I’ll come back to this in a second; for now, I’d like to say that yesterday the news reported that there are approximately 60 million refugees in the world; that because of the news and the photographs and the numbers, my feelings of powerlessness increase; and that whatever I can do feels like a drop in one of 60 million buckets. Powerlessness can be paralyzing. But I do not want this feeling of paralysis to stop me from doing anything at all.
After reading and feeling all of these things, and then asking myself—as someone who lives thousands of miles away from the people washing up on various Mediterranean shores, or those riding on the top of South-American trains, or those walking across European fields that may be pockmarked with landmines, or those who are walking across the Sahara Desert, or those who walk and walk and walk and are then stopped from finishing their journeys with tear gas, or razor wire, or newly-constructed walls—as a writer, what can I do to help?
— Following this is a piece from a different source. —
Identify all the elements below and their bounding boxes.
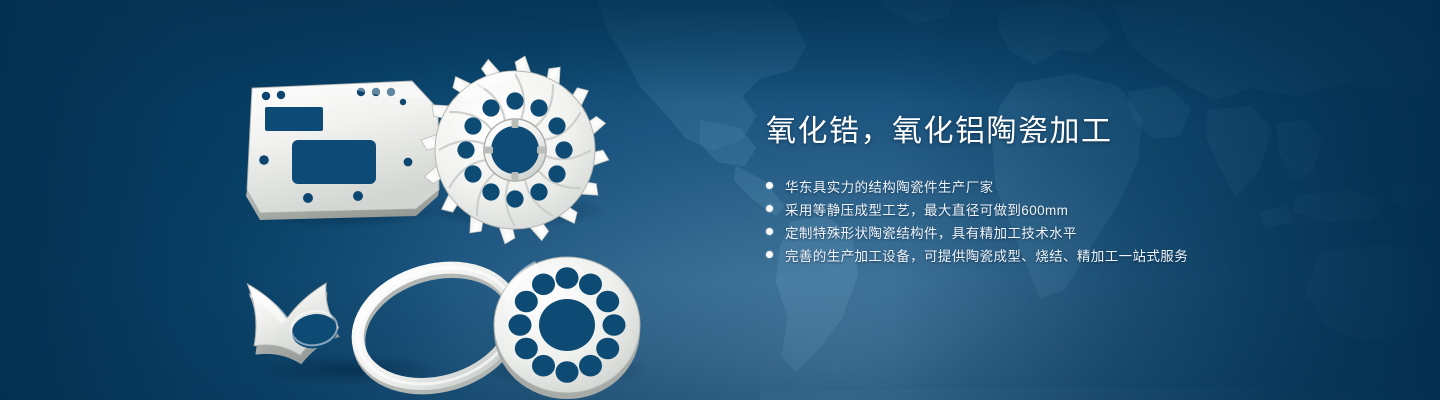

I read and I read and I search and I search and I look for a way that might free me from this feeling of powerlessness into something that I can put to good use. And in my research, I stumbled upon a small article, not written by a journalist, but by a “farmer’s wife with a happy mess of 6 kids, a crazy camera & a bunch of books that landed on the NYTimes bestsellers lists.”
The bit that spoke to me was a segment about a post-office on the tiny island of Lesbos where refugees wash up daily on the shore. Yes, in the birthplace of one of our poetry ancestors, there is a small post-office that will accept what you send, and there are people there, waiting to distribute your donation.
Imagine this: You pack a box of things, you mail it to an island in the Mediterranean, and your donation is put directly in the hands of someone who desperately needs it. To me, this feels like one step away from putting what I send in the hands of a refugee myself. Yes, this is still just a drop in a vast ocean of political turmoil and human loss, but it is also a gesture of help that will have an immediate and positive effect for the person who receives it.
As writers, we look for ways into our work all the time, and in doing so we are just as likely—actually, probably more than likely—to enter the work through a window rather than the front door; and this is what this blogpost has been for me—finding my window; my way out of a sense of powerless, my way into how to put words in the service of those that need it, but don’t have the resources to do it for themselves.
What is your window?
How will you write yourself out of a feeling of political powerlessness and into a way to use your words in service of those who need it?
For today, I’m thinking of Sappho as someone who would relate closely to the plight of refugees who are forced to leave the place of their birth, as she too was also forced to leave Lesbos for political reasons. I am also thinking of her as a poet—an artist—that is, someone who observes the world and speaks about what she sees in a way that has an emotional impact on those who listen.
So, if you’d like to help refugees stranded in Sappho’s birthplace, see the list below, and mail to:
Hellenic Postal Office of Mythymna
℅ The Captain’s Table
Items to send for refugees on Lesbos:
Sneakers, gym shoes for men, women and children (all sizes) are a high priority
Sweatpants of all sizes.
Briefs/underwear for men, women, and children (all sizes)
Men’s trousers (small, medium and large) and shoes
Baby powder milk
Non-perishables like nut butters or other long-lasting foods.
Plastic to cover the floor/for shade
Mats (camping or yoga mats)
Hats and caps for sunshade (adults and children/light colors because of the sun)
Sappho was eventually able to return to her homeland. If the day ever comes when the refugees currently fleeing their various countries feel safe enough to return, then I hope they will take with them the memory of the little post-office on Lesbos where help poured in from people who put aside their feelings of powerlessness and instead sent them sneakers, sweatpants, sleeping bags, etc. to aid them on the rest of their journey.
Coda: After I wrote the words above, all I could see were sneakers sneakers sneakers everywhere . . .
Which made me think: What if there was a movement called Sappho’s Sneakers?
What if our objective was simply to direct 10,000 pairs of sneakers to 10,000 refugees, so that they could keep walking to a place of safety?